I freely concede that Pop Art (having lived through the Pop Art era, I try to forget it most of the time) had one foot in the modern, the other in what came to be seen as the postmodern. When I "equated" the postmodern with post WW II, I was neither thinking about practice preceding theory nor especially interested in establishing yet another historical/critical dating scheme for Postmodernism. (Anyway, when one sets up abstract systems based upon linear progress-in-time, something or other will inevitably fail to pass neatly into the concept: such systems are usually arbitrary.) Nevertheless, I hold to my contention that the postmodern is post WW II for the simple reason that my overall perspective is "cultural critical" - as distinguished from whatever might be associated with the art historical/critical intellectual preserve. (I'm sorry if I failed to make this clear in the beginning.) As for "later" manifestations of the postmodern continuing into the present,

"...this is the point at which I must remind the reader of the obvious; namely, that this whole global, yet American, postmodern culture is the internal and superstructural expression of a whole new wave of American military and economic domination throughout the world: in this sense, as throughout class history, the underside of culture is blood, torture, death, and terror." (Fredric Jameson, "Postmodernism, Or, The Cultural Logic of Late Capitalism", 1984)

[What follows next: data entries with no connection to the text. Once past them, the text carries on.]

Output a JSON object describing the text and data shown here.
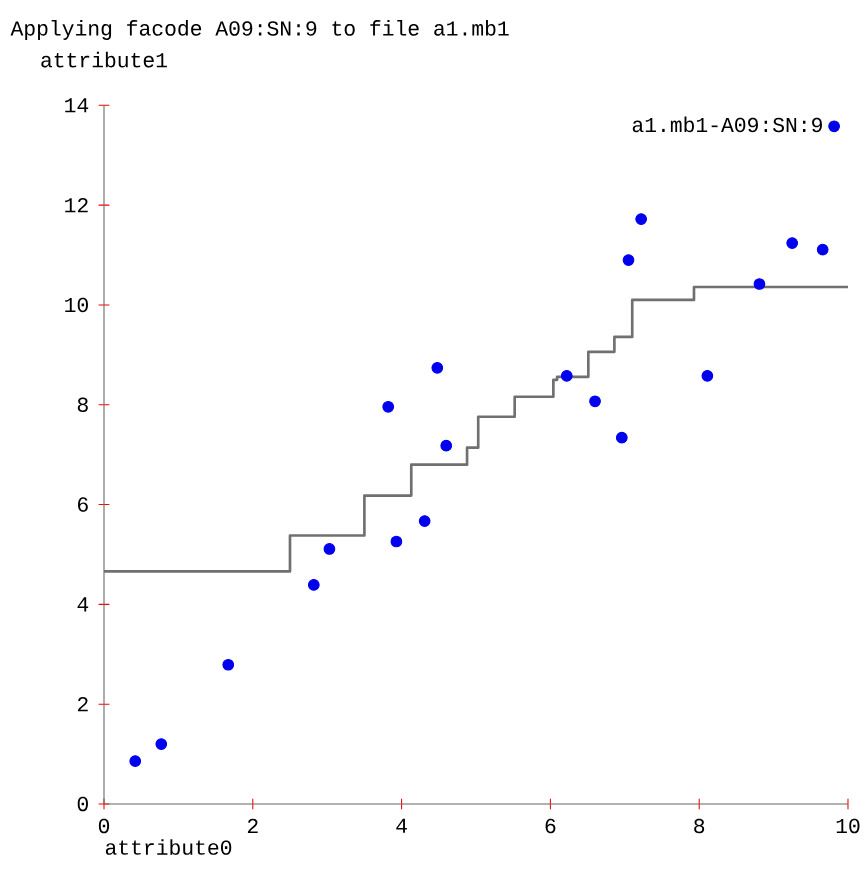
{
  "chart_data": {
    "type": "scatter",
    "title": "Applying facode A09:SN:9 to file a1.mb1",
    "ylabel": "attribute1",
    "xlabel": "attribute0",
    "xlim": [
      0,
      10
    ],
    "ylim": [
      0,
      14
    ],
    "xticks": [
      0,
      2,
      4,
      6,
      8,
      10
    ],
    "yticks": [
      0,
      2,
      4,
      6,
      8,
      10,
      12,
      14
    ],
    "grid": false,
    "legend": "top right",
    "series": [
      {
        "name": "a1.mb1-A09:SN:9",
        "marker": "circle",
        "color": "#0000ee",
        "x": [
          0.42,
          0.77,
          1.67,
          2.82,
          3.03,
          3.82,
          3.93,
          4.31,
          4.48,
          4.6,
          6.22,
          6.6,
          6.96,
          7.05,
          7.22,
          8.11,
          8.81,
          9.25,
          9.66
        ],
        "values": [
          0.86,
          1.2,
          2.79,
          4.39,
          5.11,
          7.96,
          5.26,
          5.67,
          8.74,
          7.18,
          8.58,
          8.07,
          7.34,
          10.9,
          11.72,
          8.58,
          10.42,
          11.24,
          11.11
        ]
      },
      {
        "type": "step",
        "marker": "none",
        "color": "#707070",
        "x": [
          0,
          2.5,
          3.5,
          4.13,
          4.88,
          5.03,
          5.52,
          6.04,
          6.09,
          6.51,
          6.86,
          7.1,
          7.93,
          10
        ],
        "values": [
          4.66,
          5.38,
          6.18,
          6.8,
          7.14,
          7.76,
          8.16,
          8.5,
          8.56,
          9.06,
          9.36,
          10.1,
          10.36,
          10.36
        ]
      }
    ]
  }
}
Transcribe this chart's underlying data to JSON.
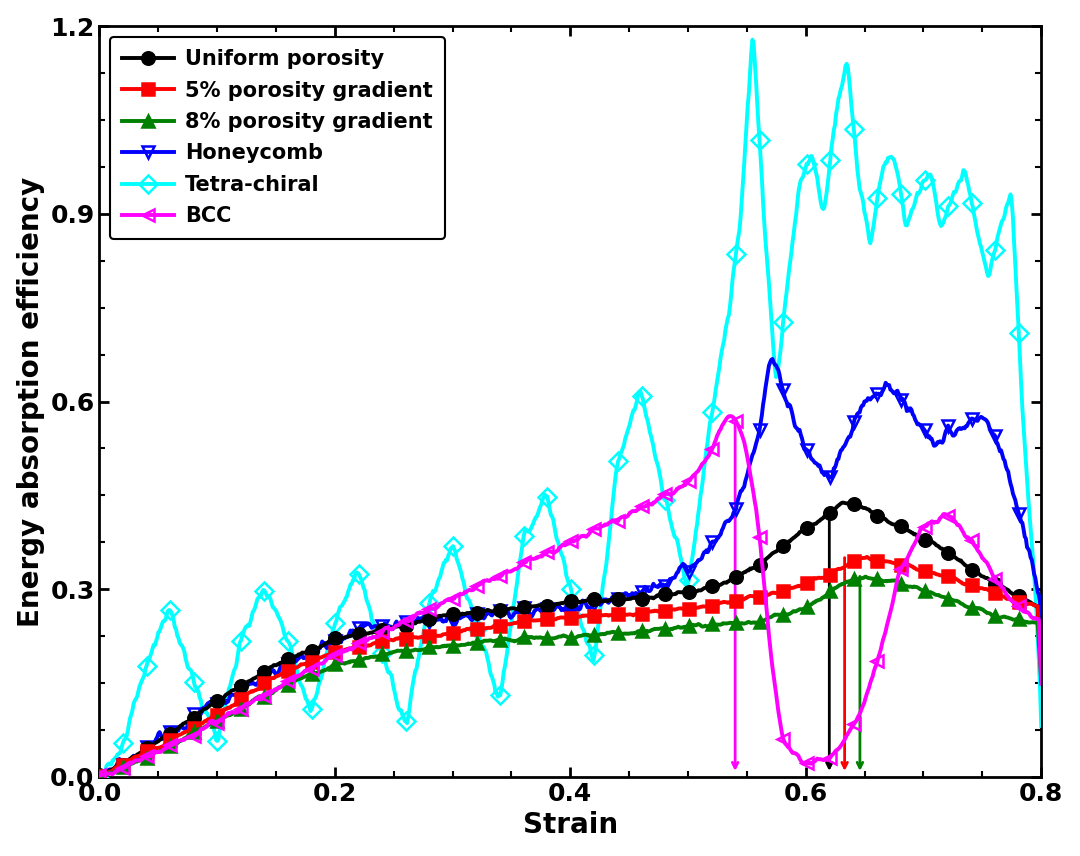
{
  "title": "",
  "xlabel": "Strain",
  "ylabel": "Energy absorption efficiency",
  "xlim": [
    0.0,
    0.8
  ],
  "ylim": [
    0.0,
    1.2
  ],
  "xticks": [
    0.0,
    0.2,
    0.4,
    0.6,
    0.8
  ],
  "yticks": [
    0.0,
    0.3,
    0.6,
    0.9,
    1.2
  ],
  "legend_labels": [
    "Uniform porosity",
    "5% porosity gradient",
    "8% porosity gradient",
    "Honeycomb",
    "Tetra-chiral",
    "BCC"
  ],
  "colors": [
    "black",
    "red",
    "green",
    "blue",
    "cyan",
    "magenta"
  ],
  "background_color": "white",
  "label_fontsize": 20,
  "tick_fontsize": 18,
  "legend_fontsize": 15
}
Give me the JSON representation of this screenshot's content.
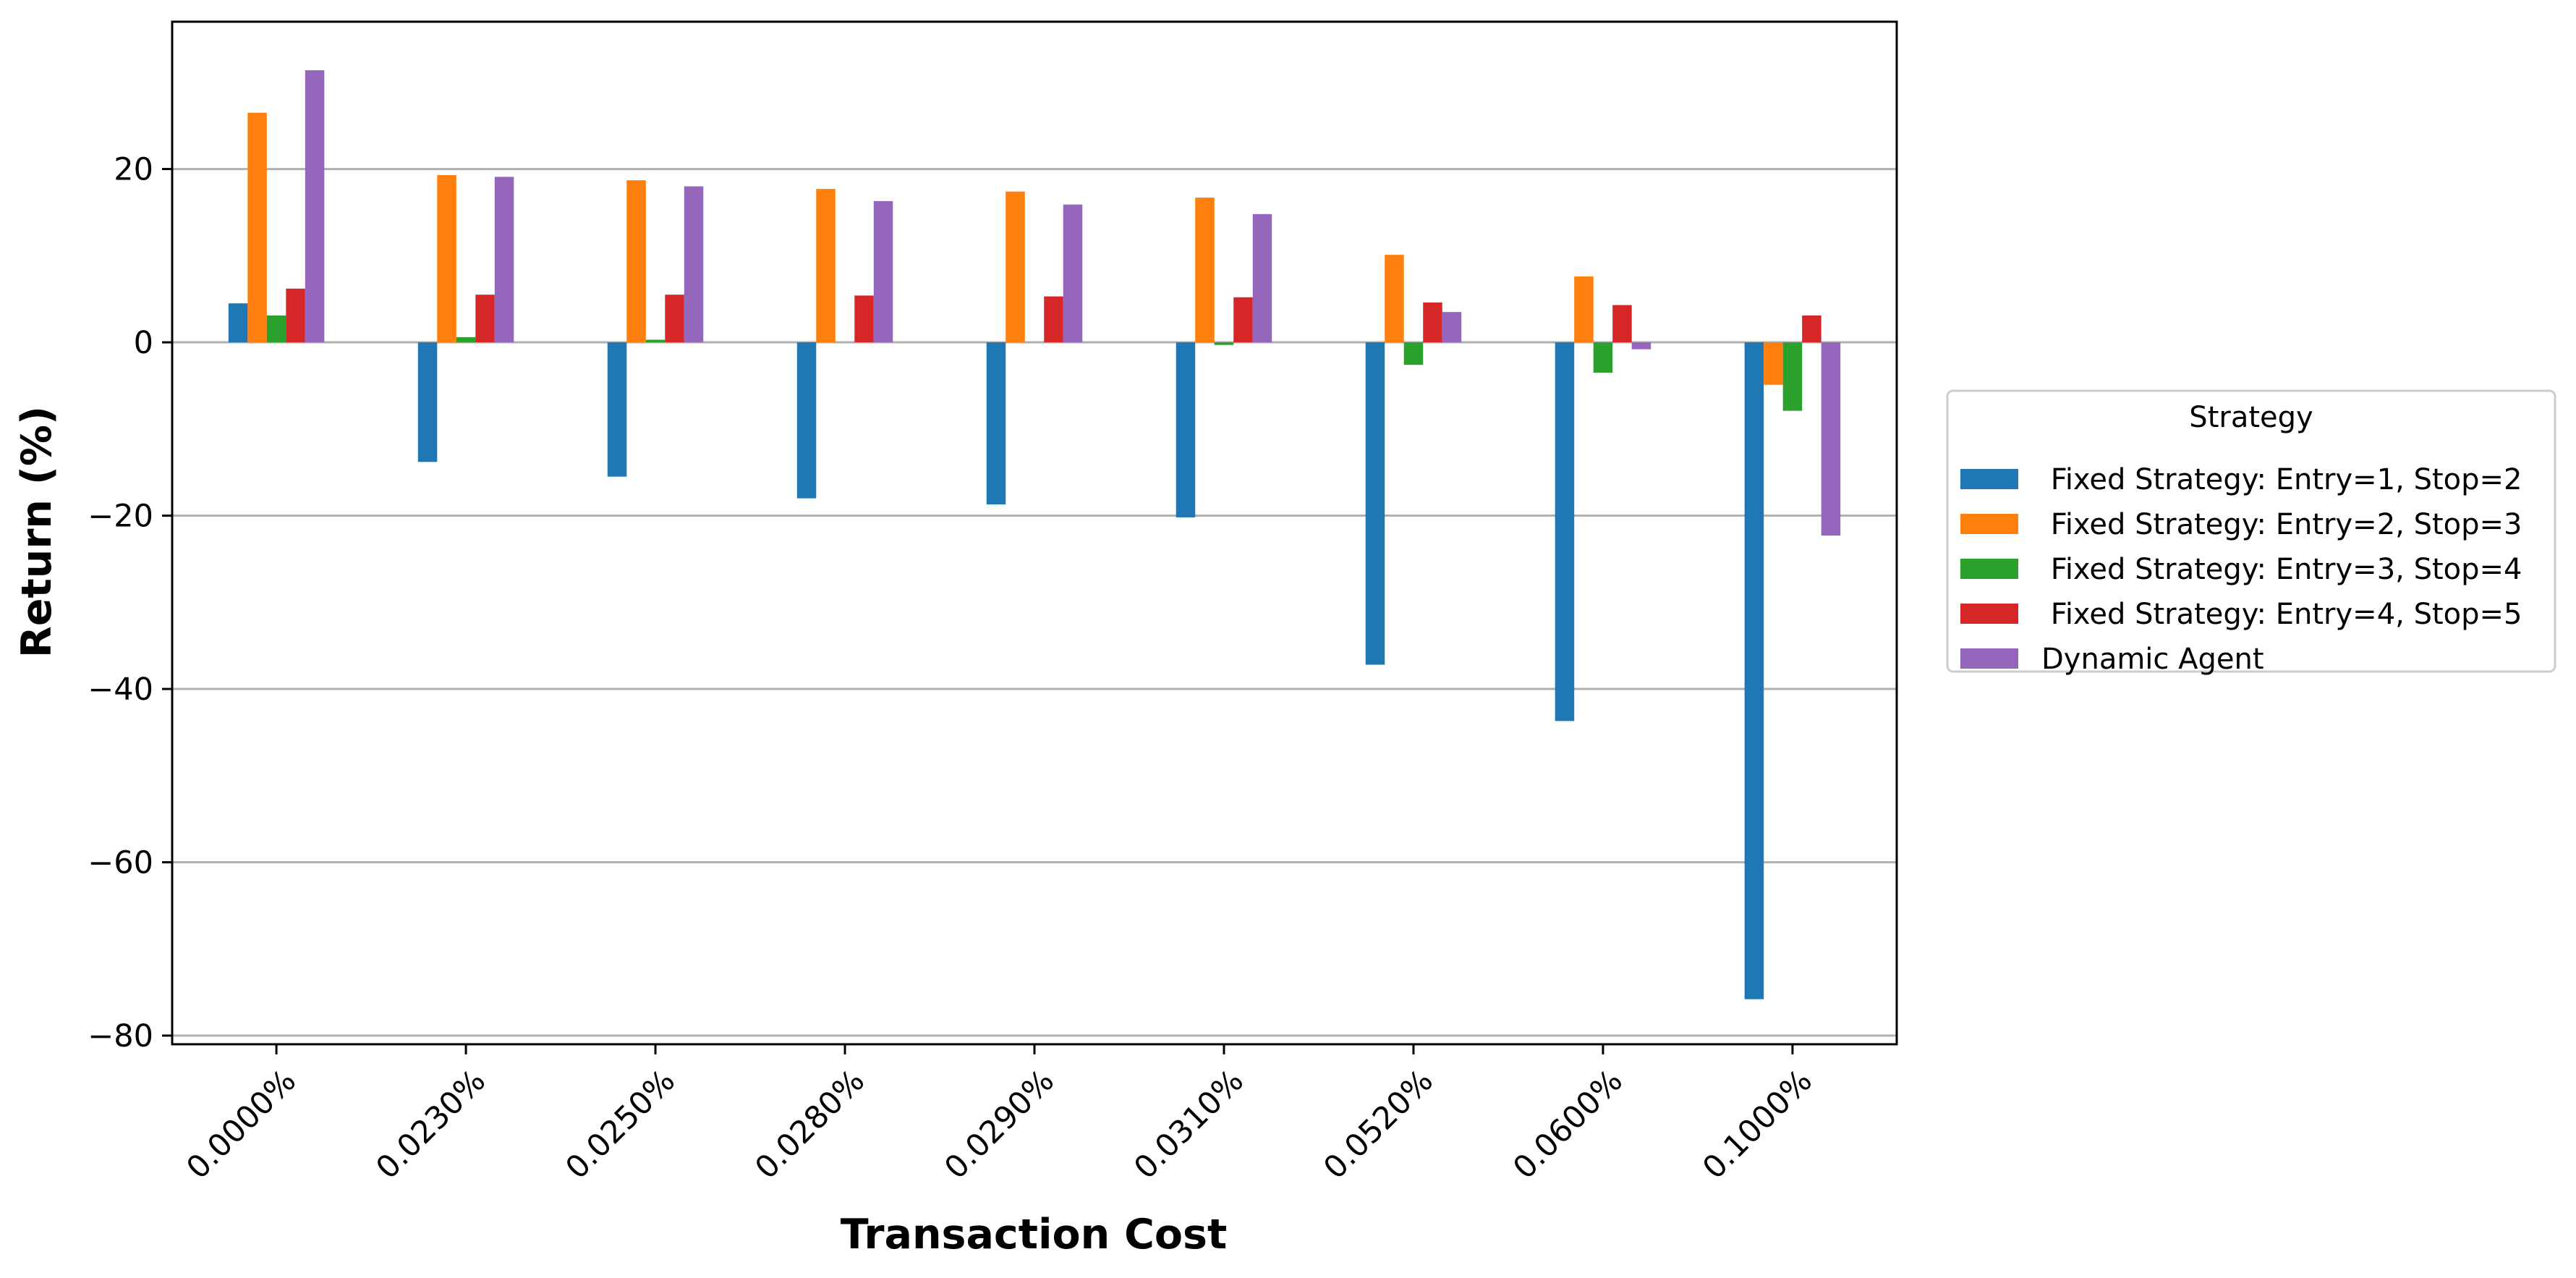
{
  "chart_data": {
    "type": "bar",
    "title": "",
    "xlabel": "Transaction Cost",
    "ylabel": "Return (%)",
    "categories": [
      "0.0000%",
      "0.0230%",
      "0.0250%",
      "0.0280%",
      "0.0290%",
      "0.0310%",
      "0.0520%",
      "0.0600%",
      "0.1000%"
    ],
    "ylim": [
      -81,
      37
    ],
    "yticks": [
      20,
      0,
      -20,
      -40,
      -60,
      -80
    ],
    "yticklabels": [
      "20",
      "0",
      "−20",
      "−40",
      "−60",
      "−80"
    ],
    "grid": "horizontal",
    "legend": {
      "title": "Strategy",
      "placement": "right, outside plot"
    },
    "series": [
      {
        "name": " Fixed Strategy: Entry=1, Stop=2",
        "color": "#1f77b4",
        "values": [
          4.5,
          -13.8,
          -15.5,
          -18.0,
          -18.7,
          -20.2,
          -37.2,
          -43.7,
          -75.8
        ]
      },
      {
        "name": " Fixed Strategy: Entry=2, Stop=3",
        "color": "#ff7f0e",
        "values": [
          26.5,
          19.3,
          18.7,
          17.7,
          17.4,
          16.7,
          10.1,
          7.6,
          -4.9
        ]
      },
      {
        "name": " Fixed Strategy: Entry=3, Stop=4",
        "color": "#2ca02c",
        "values": [
          3.1,
          0.6,
          0.3,
          0.0,
          0.0,
          -0.3,
          -2.6,
          -3.5,
          -7.9
        ]
      },
      {
        "name": " Fixed Strategy: Entry=4, Stop=5",
        "color": "#d62728",
        "values": [
          6.2,
          5.5,
          5.5,
          5.4,
          5.3,
          5.2,
          4.6,
          4.3,
          3.1
        ]
      },
      {
        "name": "Dynamic Agent",
        "color": "#9467bd",
        "values": [
          31.4,
          19.1,
          18.0,
          16.3,
          15.9,
          14.8,
          3.5,
          -0.8,
          -22.3
        ]
      }
    ]
  }
}
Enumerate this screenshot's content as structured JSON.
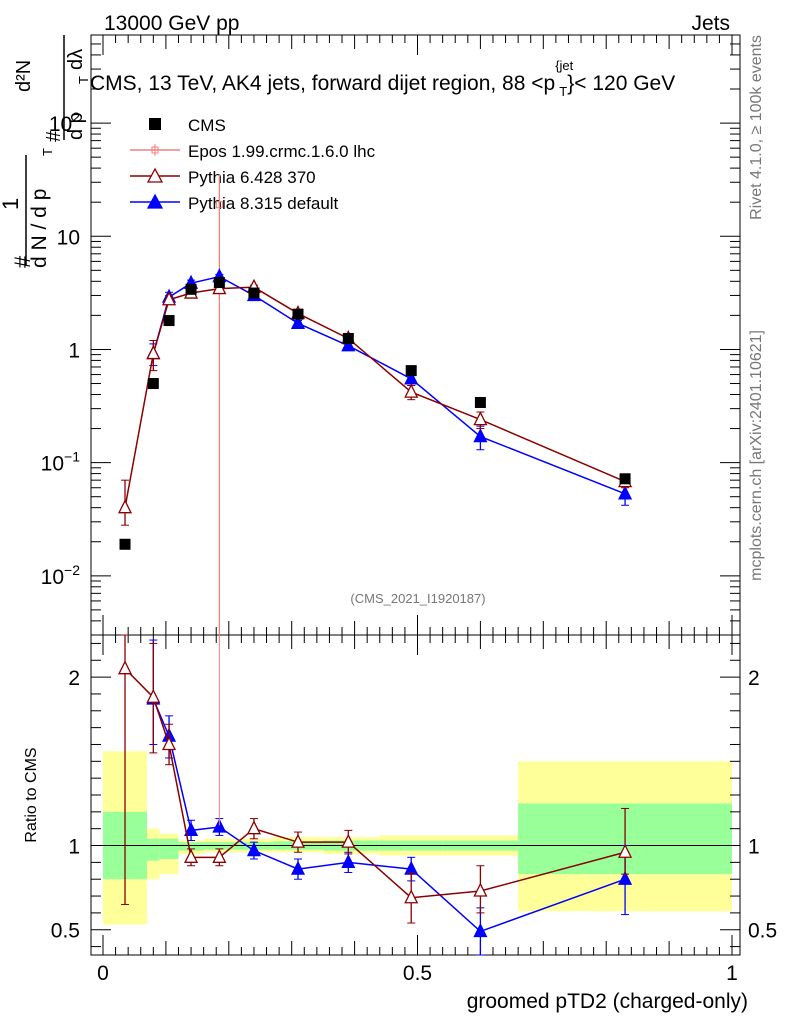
{
  "header": {
    "left": "13000 GeV pp",
    "right": "Jets"
  },
  "chart_data": [
    {
      "type": "line",
      "panel": "main",
      "title": "CMS, 13 TeV, AK4 jets, forward dijet region, 88 <p_T^{jet}< 120 GeV",
      "title_parts": {
        "prefix": "CMS, 13 TeV, AK4 jets, forward dijet region, 88 <p",
        "sub": "T",
        "sup": "{jet",
        "suffix": "}< 120 GeV"
      },
      "ylabel": "1/(dN/dp_T) d²N/(dp_T dλ)",
      "ylabel_parts": {
        "one": "1",
        "hash": "#",
        "dN": "d N / d p",
        "sub": "T",
        "d2N": "d²N",
        "dp": "d p",
        "sub2": "T",
        "dl": "dλ"
      },
      "yscale": "log",
      "ylim": [
        0.003,
        600
      ],
      "yticks": [
        {
          "v": 0.01,
          "label": "10",
          "exp": "−2"
        },
        {
          "v": 0.1,
          "label": "10",
          "exp": "−1"
        },
        {
          "v": 1,
          "label": "1",
          "exp": ""
        },
        {
          "v": 10,
          "label": "10",
          "exp": ""
        },
        {
          "v": 100,
          "label": "10",
          "exp": "2"
        }
      ],
      "xlim": [
        0,
        1
      ],
      "analysis_label": "(CMS_2021_I1920187)",
      "side_label_top": "Rivet 4.1.0, ≥ 100k events",
      "side_label_bottom": "mcplots.cern.ch [arXiv:2401.10621]",
      "legend": [
        {
          "name": "CMS",
          "marker": "square",
          "color": "#000000"
        },
        {
          "name": "Epos 1.99.crmc.1.6.0 lhc",
          "marker": "cross",
          "color": "#f08080"
        },
        {
          "name": "Pythia 6.428 370",
          "marker": "triangle-open",
          "color": "#8b0000"
        },
        {
          "name": "Pythia 8.315 default",
          "marker": "triangle-filled",
          "color": "#0000ff"
        }
      ],
      "series": [
        {
          "name": "CMS",
          "x": [
            0.035,
            0.08,
            0.105,
            0.14,
            0.185,
            0.24,
            0.31,
            0.39,
            0.49,
            0.6,
            0.83
          ],
          "values": [
            0.019,
            0.5,
            1.8,
            3.4,
            3.9,
            3.15,
            2.05,
            1.25,
            0.65,
            0.34,
            0.072
          ]
        },
        {
          "name": "Epos 1.99.crmc.1.6.0 lhc",
          "x": [
            0.185
          ],
          "values": [
            19
          ],
          "err_low": [
            0.003
          ],
          "err_high": [
            600
          ]
        },
        {
          "name": "Pythia 6.428 370",
          "x": [
            0.035,
            0.08,
            0.105,
            0.14,
            0.185,
            0.24,
            0.31,
            0.39,
            0.49,
            0.6,
            0.83
          ],
          "values": [
            0.04,
            0.92,
            2.75,
            3.15,
            3.45,
            3.55,
            2.08,
            1.25,
            0.42,
            0.24,
            0.068
          ],
          "err_low": [
            0.028,
            0.65,
            2.5,
            2.95,
            3.3,
            3.4,
            2.0,
            1.18,
            0.36,
            0.2,
            0.06
          ],
          "err_high": [
            0.07,
            1.2,
            3.0,
            3.35,
            3.6,
            3.7,
            2.16,
            1.32,
            0.48,
            0.28,
            0.078
          ]
        },
        {
          "name": "Pythia 8.315 default",
          "x": [
            0.035,
            0.08,
            0.105,
            0.14,
            0.185,
            0.24,
            0.31,
            0.39,
            0.49,
            0.6,
            0.83
          ],
          "values": [
            null,
            0.92,
            2.9,
            3.85,
            4.4,
            3.0,
            1.7,
            1.08,
            0.55,
            0.17,
            0.053
          ],
          "err_low": [
            null,
            0.72,
            2.6,
            3.6,
            4.2,
            2.85,
            1.6,
            1.0,
            0.48,
            0.13,
            0.042
          ],
          "err_high": [
            null,
            1.12,
            3.2,
            4.1,
            4.6,
            3.15,
            1.8,
            1.16,
            0.62,
            0.21,
            0.064
          ]
        }
      ]
    },
    {
      "type": "line",
      "panel": "ratio",
      "ylabel": "Ratio to CMS",
      "xlabel": "groomed pTD2 (charged-only)",
      "ylim": [
        0.35,
        2.25
      ],
      "yticks": [
        {
          "v": 0.5,
          "label": "0.5"
        },
        {
          "v": 1,
          "label": "1"
        },
        {
          "v": 2,
          "label": "2"
        }
      ],
      "xlim": [
        0,
        1
      ],
      "xticks": [
        {
          "v": 0,
          "label": "0"
        },
        {
          "v": 0.5,
          "label": "0.5"
        },
        {
          "v": 1,
          "label": "1"
        }
      ],
      "bins": [
        0,
        0.07,
        0.09,
        0.12,
        0.16,
        0.21,
        0.27,
        0.35,
        0.44,
        0.54,
        0.66,
        1.0
      ],
      "band_yellow_low": [
        0.53,
        0.8,
        0.83,
        0.95,
        0.96,
        0.96,
        0.96,
        0.95,
        0.94,
        0.94,
        0.61
      ],
      "band_yellow_high": [
        1.56,
        1.1,
        1.07,
        1.03,
        1.04,
        1.04,
        1.05,
        1.05,
        1.06,
        1.06,
        1.5
      ],
      "band_green_low": [
        0.8,
        0.91,
        0.92,
        0.97,
        0.975,
        0.975,
        0.975,
        0.97,
        0.97,
        0.97,
        0.83
      ],
      "band_green_high": [
        1.2,
        1.04,
        1.04,
        1.02,
        1.02,
        1.02,
        1.025,
        1.03,
        1.03,
        1.03,
        1.25
      ],
      "series": [
        {
          "name": "Pythia 6.428 370",
          "x": [
            0.035,
            0.08,
            0.105,
            0.14,
            0.185,
            0.24,
            0.31,
            0.39,
            0.49,
            0.6,
            0.83
          ],
          "values": [
            2.05,
            1.88,
            1.6,
            0.93,
            0.93,
            1.1,
            1.02,
            1.02,
            0.69,
            0.73,
            0.96
          ],
          "err_low": [
            0.65,
            1.55,
            1.48,
            0.88,
            0.88,
            1.04,
            0.96,
            0.95,
            0.54,
            0.6,
            0.83
          ],
          "err_high": [
            2.25,
            2.2,
            1.72,
            0.98,
            0.98,
            1.16,
            1.08,
            1.09,
            0.84,
            0.88,
            1.22
          ]
        },
        {
          "name": "Pythia 8.315 default",
          "x": [
            0.08,
            0.105,
            0.14,
            0.185,
            0.24,
            0.31,
            0.39,
            0.49,
            0.6,
            0.83
          ],
          "values": [
            1.87,
            1.65,
            1.09,
            1.11,
            0.97,
            0.86,
            0.9,
            0.86,
            0.49,
            0.8
          ],
          "err_low": [
            1.6,
            1.52,
            1.03,
            1.06,
            0.92,
            0.8,
            0.84,
            0.79,
            0.35,
            0.59
          ],
          "err_high": [
            2.22,
            1.77,
            1.15,
            1.16,
            1.02,
            0.92,
            0.96,
            0.93,
            0.63,
            1.0
          ]
        }
      ]
    }
  ]
}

I cannot share your opinion that postmodern theory is "essentially a fraud" - especially with regard to Barthes, Foucault, Lyotard, Baudrillard and Jameson (unless you happen to be talking about someone else) -although I can understand your mistrust from a broader view.

Your quote from W.J.T. Mitchell bearing upon the current hegemony of socio-political text was well chosen (although I'd like to stay away from Enwezor and Documenta 11 for the present). In response to the Mitchell quote, I'd like to offer a quote to one of my most favored art essayists, the composer Morton Feldman:

"Just as the Germans killed music, the French killed painting by bringing into it the literary clarity which had produced a Stendhal - whose motto, you will remember, was 'To be clear at all costs.' But in painting you cannot decide a priori what is going to be clear. That's why Fragonard, who aimed at an artistic rightness, looks so much more rediculous than Delacroix, who has the whole literary apparatus holding him up. One has only to look at a Delacroix to see that ideas are literally holding the painting together!

I have always thought this reliance on the literary arose quite naturally out of European culture, in the constant pull between the religious and the aesthetical. The aesthetical, of course, is traditionally defensive because of the religious. Painting, literature, none of the arts could deal with abstract thought, could be conceived of abstractly; they had to present ideas with which to fight this other idea.

To understand Cézanne, we must realize that if he was not of his own time, neither was he really of ours. He is understood too much by his influence. In essence, his idea is directly opposed to that of the modernist. With Cézanne, it is always how he SEES that determines how he thinks, whereas the modernist, on the other hand, has changed perception by way of the conceptual.